Techno futurist future
I started to play with extracting the Meta data from my files. Gathering the timeline in a CSV file. I upload everything to a website, flux.dantesisofo.com - create a timeline feature. And now browse my work by day a month by month.  it’s a very nice way of looking at the work this way as a stream in a timeline it’s just satisfying to me. But it’s time to upgrade. I’ve created a full pipeline. From shooting to publishing. Flux. You come home your dragon and drop your photos into a folder after making your selections. You then simply run a simple script command copy command P enter.  all files are uploaded to the archive online, everything is viewable downloadable. Another missing piece, the physical publication of this thing. And so when you go to upload, the script automatically determines when you have 50 new photographs ready for a publication. It organizes everything, titles, the work in sequence, flux_065 for example, and each photograph is sequence chronologically in order with captions with the date, time stamp and name. At the back of the PDF you have a viewable contact sheet and manifest document that is a one-to-one reference to the actual digital archive. There’s a QR code that you scan  that will then take you to the digital publication of that exact issue where you can download the original JPEG files. So now I’m walking around waiting for my Claude code to finish doing what it’s doing, and finish generating 304 publications.
## Shoot, print, staple
Everything open source. Instantly transferable. 10 MB PDF files. 28 sheets of paper, 50 images, double sided, 8 1/2 x 11 paper,. Simply print or PDF, stack up 28 sheets, staple, and enjoy. Doesn’t matter if you have a shitty printer, good printer, just use your basic office, printer at home and enjoy the work for free. The aesthetic qualities of the high contrast to workflow with these kind of LaserJet monochrome printers I was fucking beautiful. The imperfections actually make it more interesting. And the other thing, I even compressed my small JPEG even further, so the quality is reduced. But I find it to be fascinating. I’m just dreaming everything to pure simplicity and speed. Where I can now just keep going, keep shooting, come home, select my photos, instantly archive and publish a physical book daily.  no gatekeepers, no self publishing software or in design or print on demand bullshit.

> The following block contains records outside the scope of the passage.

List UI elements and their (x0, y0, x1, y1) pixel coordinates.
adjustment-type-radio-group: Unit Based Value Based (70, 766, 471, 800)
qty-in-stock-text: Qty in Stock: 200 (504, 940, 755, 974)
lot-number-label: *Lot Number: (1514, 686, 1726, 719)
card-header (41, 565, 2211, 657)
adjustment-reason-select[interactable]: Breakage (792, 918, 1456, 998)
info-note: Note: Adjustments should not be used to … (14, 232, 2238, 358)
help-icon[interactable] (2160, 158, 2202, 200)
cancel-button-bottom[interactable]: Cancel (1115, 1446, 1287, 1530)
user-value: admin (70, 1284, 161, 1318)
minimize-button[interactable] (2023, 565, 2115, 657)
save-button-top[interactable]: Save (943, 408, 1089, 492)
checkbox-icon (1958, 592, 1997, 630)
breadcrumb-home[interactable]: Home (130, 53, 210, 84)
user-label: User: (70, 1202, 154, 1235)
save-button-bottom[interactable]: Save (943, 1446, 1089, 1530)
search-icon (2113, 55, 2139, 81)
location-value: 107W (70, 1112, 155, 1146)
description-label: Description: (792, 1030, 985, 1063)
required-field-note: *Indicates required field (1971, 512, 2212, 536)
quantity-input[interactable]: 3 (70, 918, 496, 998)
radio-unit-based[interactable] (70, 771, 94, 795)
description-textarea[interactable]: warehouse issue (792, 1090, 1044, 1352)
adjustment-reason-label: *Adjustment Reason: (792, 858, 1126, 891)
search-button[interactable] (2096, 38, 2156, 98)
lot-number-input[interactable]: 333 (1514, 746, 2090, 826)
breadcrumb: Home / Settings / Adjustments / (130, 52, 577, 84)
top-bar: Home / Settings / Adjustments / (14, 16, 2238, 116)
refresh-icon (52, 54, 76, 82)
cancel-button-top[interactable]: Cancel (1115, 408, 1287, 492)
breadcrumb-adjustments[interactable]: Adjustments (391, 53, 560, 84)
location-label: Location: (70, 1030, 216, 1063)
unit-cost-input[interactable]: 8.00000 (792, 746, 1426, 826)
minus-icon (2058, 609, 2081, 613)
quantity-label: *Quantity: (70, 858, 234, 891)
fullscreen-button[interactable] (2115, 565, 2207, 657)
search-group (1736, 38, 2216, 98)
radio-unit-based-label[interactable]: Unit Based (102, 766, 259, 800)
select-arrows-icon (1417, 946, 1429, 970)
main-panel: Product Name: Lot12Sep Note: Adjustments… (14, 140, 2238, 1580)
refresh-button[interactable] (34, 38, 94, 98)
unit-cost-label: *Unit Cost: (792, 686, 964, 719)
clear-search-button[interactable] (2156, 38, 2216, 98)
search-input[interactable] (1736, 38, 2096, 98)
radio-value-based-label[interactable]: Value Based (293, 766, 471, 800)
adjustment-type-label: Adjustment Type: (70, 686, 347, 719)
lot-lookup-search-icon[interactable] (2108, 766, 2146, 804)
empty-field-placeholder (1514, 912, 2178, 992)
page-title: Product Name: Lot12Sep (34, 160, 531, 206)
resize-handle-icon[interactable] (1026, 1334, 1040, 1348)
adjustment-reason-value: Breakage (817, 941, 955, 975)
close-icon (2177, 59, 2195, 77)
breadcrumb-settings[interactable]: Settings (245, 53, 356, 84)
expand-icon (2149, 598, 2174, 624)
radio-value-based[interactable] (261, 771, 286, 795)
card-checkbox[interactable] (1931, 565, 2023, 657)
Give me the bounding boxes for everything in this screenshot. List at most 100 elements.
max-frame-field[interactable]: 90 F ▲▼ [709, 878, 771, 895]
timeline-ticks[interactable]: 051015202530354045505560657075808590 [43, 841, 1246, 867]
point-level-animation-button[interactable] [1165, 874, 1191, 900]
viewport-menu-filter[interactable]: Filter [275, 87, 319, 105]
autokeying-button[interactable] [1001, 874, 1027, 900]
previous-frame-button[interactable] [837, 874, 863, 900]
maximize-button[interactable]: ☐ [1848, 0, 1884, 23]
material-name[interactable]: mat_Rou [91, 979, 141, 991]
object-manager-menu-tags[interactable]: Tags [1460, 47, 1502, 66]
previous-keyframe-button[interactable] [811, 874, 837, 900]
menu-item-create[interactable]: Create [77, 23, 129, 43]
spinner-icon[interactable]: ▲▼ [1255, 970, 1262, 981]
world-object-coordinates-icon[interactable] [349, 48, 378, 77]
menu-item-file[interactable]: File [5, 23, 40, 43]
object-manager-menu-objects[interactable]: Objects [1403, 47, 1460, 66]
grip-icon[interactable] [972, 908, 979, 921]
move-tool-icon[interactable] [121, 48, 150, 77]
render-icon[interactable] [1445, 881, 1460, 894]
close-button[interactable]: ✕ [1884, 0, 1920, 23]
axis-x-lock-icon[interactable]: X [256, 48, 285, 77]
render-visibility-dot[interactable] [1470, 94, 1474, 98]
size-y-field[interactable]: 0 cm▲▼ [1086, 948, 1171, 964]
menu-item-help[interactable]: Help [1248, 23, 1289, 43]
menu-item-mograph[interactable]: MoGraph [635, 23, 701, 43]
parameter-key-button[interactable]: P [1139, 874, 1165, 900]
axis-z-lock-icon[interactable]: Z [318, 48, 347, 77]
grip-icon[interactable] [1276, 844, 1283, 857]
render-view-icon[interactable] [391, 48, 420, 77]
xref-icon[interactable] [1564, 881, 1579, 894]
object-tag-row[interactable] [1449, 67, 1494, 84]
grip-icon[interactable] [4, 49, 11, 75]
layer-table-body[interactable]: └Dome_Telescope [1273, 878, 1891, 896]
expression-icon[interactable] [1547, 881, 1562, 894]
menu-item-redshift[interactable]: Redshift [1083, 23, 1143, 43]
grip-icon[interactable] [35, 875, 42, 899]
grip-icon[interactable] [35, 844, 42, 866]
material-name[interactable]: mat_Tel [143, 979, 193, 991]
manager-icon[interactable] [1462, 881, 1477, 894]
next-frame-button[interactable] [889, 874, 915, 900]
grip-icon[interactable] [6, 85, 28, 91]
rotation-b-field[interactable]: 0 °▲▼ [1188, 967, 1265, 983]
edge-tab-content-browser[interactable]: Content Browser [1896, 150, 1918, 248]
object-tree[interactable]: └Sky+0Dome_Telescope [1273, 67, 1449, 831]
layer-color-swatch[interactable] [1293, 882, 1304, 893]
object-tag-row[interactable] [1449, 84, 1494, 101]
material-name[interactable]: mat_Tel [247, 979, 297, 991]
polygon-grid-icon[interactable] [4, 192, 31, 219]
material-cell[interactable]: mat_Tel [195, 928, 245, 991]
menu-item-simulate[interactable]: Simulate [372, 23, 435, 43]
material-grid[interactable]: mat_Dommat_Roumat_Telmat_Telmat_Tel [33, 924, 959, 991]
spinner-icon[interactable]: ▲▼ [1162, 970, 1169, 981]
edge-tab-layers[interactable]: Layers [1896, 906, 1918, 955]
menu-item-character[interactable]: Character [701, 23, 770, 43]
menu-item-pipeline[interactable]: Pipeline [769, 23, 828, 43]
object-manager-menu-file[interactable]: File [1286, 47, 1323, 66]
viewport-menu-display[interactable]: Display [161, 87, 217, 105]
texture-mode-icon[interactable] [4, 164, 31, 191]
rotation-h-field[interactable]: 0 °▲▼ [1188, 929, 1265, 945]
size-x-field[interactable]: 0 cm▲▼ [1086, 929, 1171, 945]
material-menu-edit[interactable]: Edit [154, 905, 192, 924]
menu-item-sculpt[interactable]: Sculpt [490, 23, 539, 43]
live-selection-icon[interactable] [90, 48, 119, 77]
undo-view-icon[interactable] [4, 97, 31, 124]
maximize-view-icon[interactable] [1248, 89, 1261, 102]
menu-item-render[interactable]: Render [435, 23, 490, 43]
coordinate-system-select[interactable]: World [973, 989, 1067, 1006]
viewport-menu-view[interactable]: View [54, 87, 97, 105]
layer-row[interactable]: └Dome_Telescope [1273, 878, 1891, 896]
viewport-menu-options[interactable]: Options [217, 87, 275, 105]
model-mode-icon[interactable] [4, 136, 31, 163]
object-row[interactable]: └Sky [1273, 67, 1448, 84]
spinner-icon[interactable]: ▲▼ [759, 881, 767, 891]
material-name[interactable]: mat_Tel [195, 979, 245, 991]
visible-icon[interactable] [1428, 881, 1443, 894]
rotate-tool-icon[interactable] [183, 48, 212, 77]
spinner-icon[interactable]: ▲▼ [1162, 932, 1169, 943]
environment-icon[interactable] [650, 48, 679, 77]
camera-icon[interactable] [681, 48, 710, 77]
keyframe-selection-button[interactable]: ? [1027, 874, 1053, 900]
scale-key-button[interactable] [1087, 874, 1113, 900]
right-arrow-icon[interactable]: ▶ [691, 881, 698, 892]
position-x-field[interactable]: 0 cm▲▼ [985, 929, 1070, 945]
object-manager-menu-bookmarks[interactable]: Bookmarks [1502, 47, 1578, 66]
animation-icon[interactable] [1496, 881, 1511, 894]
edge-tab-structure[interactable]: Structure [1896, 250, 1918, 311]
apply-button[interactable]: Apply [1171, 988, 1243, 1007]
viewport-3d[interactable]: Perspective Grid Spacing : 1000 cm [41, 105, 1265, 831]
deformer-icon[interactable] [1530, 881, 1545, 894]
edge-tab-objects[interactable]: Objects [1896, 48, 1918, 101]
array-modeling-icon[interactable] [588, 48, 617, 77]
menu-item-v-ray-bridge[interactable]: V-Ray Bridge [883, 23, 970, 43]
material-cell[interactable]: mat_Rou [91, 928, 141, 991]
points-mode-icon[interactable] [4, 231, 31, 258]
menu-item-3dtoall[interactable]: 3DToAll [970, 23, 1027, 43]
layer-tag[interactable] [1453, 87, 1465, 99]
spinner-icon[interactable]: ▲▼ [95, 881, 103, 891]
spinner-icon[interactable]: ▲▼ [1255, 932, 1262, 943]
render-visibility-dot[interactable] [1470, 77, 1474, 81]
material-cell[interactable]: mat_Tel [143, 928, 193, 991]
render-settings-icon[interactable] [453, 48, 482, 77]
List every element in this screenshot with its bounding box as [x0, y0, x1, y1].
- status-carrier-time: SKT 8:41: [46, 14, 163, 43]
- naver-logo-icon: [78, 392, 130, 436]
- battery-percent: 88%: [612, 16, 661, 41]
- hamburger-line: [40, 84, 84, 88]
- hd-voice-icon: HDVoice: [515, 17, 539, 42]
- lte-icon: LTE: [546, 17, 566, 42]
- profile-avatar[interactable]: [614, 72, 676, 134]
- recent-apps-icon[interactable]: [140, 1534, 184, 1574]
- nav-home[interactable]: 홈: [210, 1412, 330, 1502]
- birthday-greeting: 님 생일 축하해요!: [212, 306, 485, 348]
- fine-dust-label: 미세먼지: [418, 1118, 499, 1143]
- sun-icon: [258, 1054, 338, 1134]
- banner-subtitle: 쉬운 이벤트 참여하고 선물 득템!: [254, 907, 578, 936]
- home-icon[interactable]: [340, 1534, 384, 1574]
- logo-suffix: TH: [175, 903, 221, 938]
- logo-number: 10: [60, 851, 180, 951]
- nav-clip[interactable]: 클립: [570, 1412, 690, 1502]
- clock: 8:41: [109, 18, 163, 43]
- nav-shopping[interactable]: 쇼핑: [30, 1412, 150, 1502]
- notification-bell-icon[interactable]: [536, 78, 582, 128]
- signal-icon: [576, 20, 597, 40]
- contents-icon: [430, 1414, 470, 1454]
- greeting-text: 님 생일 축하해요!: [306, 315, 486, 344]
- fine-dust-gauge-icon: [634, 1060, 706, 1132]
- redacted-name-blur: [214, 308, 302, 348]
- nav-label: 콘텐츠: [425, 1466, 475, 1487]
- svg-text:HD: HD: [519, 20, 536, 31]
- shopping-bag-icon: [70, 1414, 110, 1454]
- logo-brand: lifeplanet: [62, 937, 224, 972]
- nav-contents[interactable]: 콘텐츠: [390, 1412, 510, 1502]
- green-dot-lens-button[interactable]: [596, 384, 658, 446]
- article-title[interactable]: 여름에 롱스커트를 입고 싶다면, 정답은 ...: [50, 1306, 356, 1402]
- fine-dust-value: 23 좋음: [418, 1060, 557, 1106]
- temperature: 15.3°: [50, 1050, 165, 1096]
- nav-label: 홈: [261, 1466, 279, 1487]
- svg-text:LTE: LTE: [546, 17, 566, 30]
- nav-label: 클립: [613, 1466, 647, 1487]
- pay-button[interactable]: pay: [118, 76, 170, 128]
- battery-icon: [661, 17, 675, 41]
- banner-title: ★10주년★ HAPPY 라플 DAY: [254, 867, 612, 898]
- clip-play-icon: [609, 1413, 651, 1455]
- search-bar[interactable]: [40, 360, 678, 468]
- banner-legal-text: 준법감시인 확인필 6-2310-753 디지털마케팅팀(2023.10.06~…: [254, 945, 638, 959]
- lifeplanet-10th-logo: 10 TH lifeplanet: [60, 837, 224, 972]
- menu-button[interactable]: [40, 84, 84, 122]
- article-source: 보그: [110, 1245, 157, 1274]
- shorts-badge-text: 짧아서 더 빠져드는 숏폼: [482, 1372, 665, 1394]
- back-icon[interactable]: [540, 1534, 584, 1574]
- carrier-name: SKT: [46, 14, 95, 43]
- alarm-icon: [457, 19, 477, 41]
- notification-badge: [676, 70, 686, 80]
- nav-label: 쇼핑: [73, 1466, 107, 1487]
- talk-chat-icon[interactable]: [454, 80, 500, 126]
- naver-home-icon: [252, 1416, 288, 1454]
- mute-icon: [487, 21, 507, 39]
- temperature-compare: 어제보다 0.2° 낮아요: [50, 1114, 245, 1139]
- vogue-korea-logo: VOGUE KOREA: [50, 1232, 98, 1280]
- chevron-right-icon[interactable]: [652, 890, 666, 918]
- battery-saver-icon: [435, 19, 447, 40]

The aesthetics of the physical object becomes bureaucratic. Simple mono space text. And I store them in manila folders. A living breathing archive. Ephemeral, reproducible, distributable, open and accessible, imperfect, because it’s not supposed to be. Rip out the pages, rearrange different PDFs however you want. The whole system is plug-in play. Do you wanna put on a show? Print out a PDF, take a piece of tape, and tape up 10 pictures to a wall somewhere. There’s your show.
I’m still working and tinkering and almost finished with my concept. Once it’s launched, just look for flux.